Pero entre los aplausos y la parafernalia, algunas voces quedaron atrapadas en la garganta del país: ¿y las víctimas? ¿Dónde está la verdad que prometieron? ¿La justicia? ¿La reparación? ¿Qué se negocia cuando no se escucha a quienes lo han perdido todo? ¿Es suficiente cambiar balas por votos, si no hay garantías ni territorio?

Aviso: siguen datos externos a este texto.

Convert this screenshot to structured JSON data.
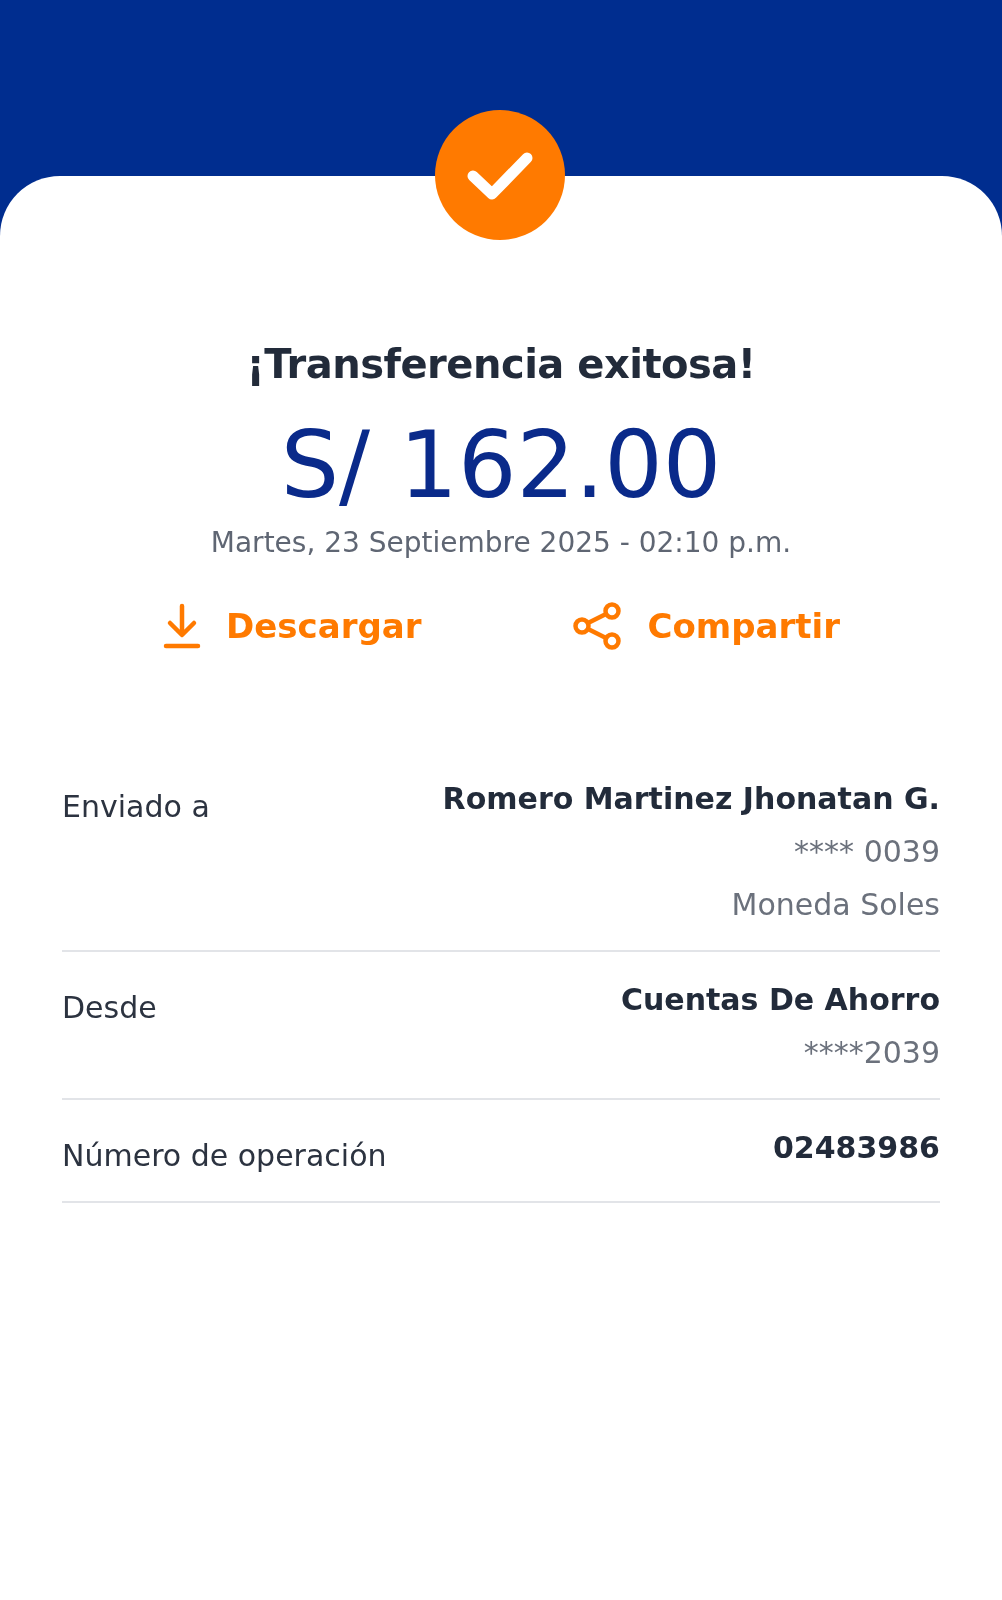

Porque el Movimiento Nacional de Madres y Mujeres por la Paz lo ha dicho sin rodeos: no se puede desmovilizar sin consultar a las autoridades indígenas ni a las víctimas. ¿Se van a desmovilizar con la justicia indígena, sin respetar sus estructuras, sin entender que aquí la justicia también es ancestral? ¿Quién verificó que los desmovilizados de Comuneros eran realmente combatientes indígenas y no solo nombres incluidos a última hora en censos? ¿Quién decidió que la paz podía decretarse sin preguntar primero a quienes han sostenido la vida con las uñas?

¿Y las víctimas? Sabemos que menores de edad fueron reclutados forzadamente y, tras permanecer en las filas de Comuneros, fueron devueltos a sus casas sin ruta, sin programa, sin protección. Como si se pudiera borrar el daño con una firma.

Y mientras tanto, Otty Patiño celebraba desde la tarima. “Nariño está al sur, pero es el norte de la paz”, dijo. Quizá. Pero la montaña sabe que la paz no nace en discursos, sino en surcos. No se improvisa. No se exporta. Se cultiva.

El sur ha hablado. Las minas comienzan a desaparecer. Pero falta el resto: los desaparecidos que no aparecen, los niños que aún no vuelven, los nombres que no se reconocen. Porque la paz no es la ausencia de fusiles, sino la presencia de verdad y de justicia.

Y mientras el sur firmaba un acto de renuncia, el Caribe sigue encendido. En Santa Marta, la señora de las arepas mira dos veces antes de encender el fogón. No es por el gas, sino por ese otro fuego, el que prende quien se hace llamar Autodefensas de la Sierra. Aquí, la guerra no lleva camuflado ni pasamontañas. Lleva camiseta y voz grave. Da órdenes sin ley, pero con miedo.

Hasta el que corta cabello necesita permiso. Las decisiones no las toma el alcalde ni la Policía. Las toma ese gobierno invisible que camina entre el mar y la montaña. “Multaron al de las arepas por tener la música muy alto”, dice un mototaxista mirando por el retrovisor, no por tráfico, sino por miedo. Porque en Santa Marta, el toque de queda no lo decreta el Estado. Lo impone el silencio.

El Gobierno dice que aún hay diálogo. Que fue un malentendido. Que la paz va. Pero los hechos dicen otra cosa. Las Autodefensas suspendieron el proceso. Piden garantías, sí. Pero mientras negocian, gobiernan. Mientras piden condiciones, imponen reglas. Y en el medio, la gente. Los que madrugan, los que se callan, los que sobreviven.

Santa Marta no suena a guerra, pero huele a miedo. La paz se discute en oficinas lejanas, mientras aquí se siente con cada paso. Con cada palabra no dicha. Porque la paz, señor Presidente, no es un anuncio. Es una herida que aún sangra.

Las víctimas no pueden ser decorado de un show de gobierno. No pueden ser usadas para exhibir logros sin tener en cuenta sus dolores, sus tiempos, su verdad. Si de verdad queremos una paz territorial, escuchemos primero a los que han puesto los muertos.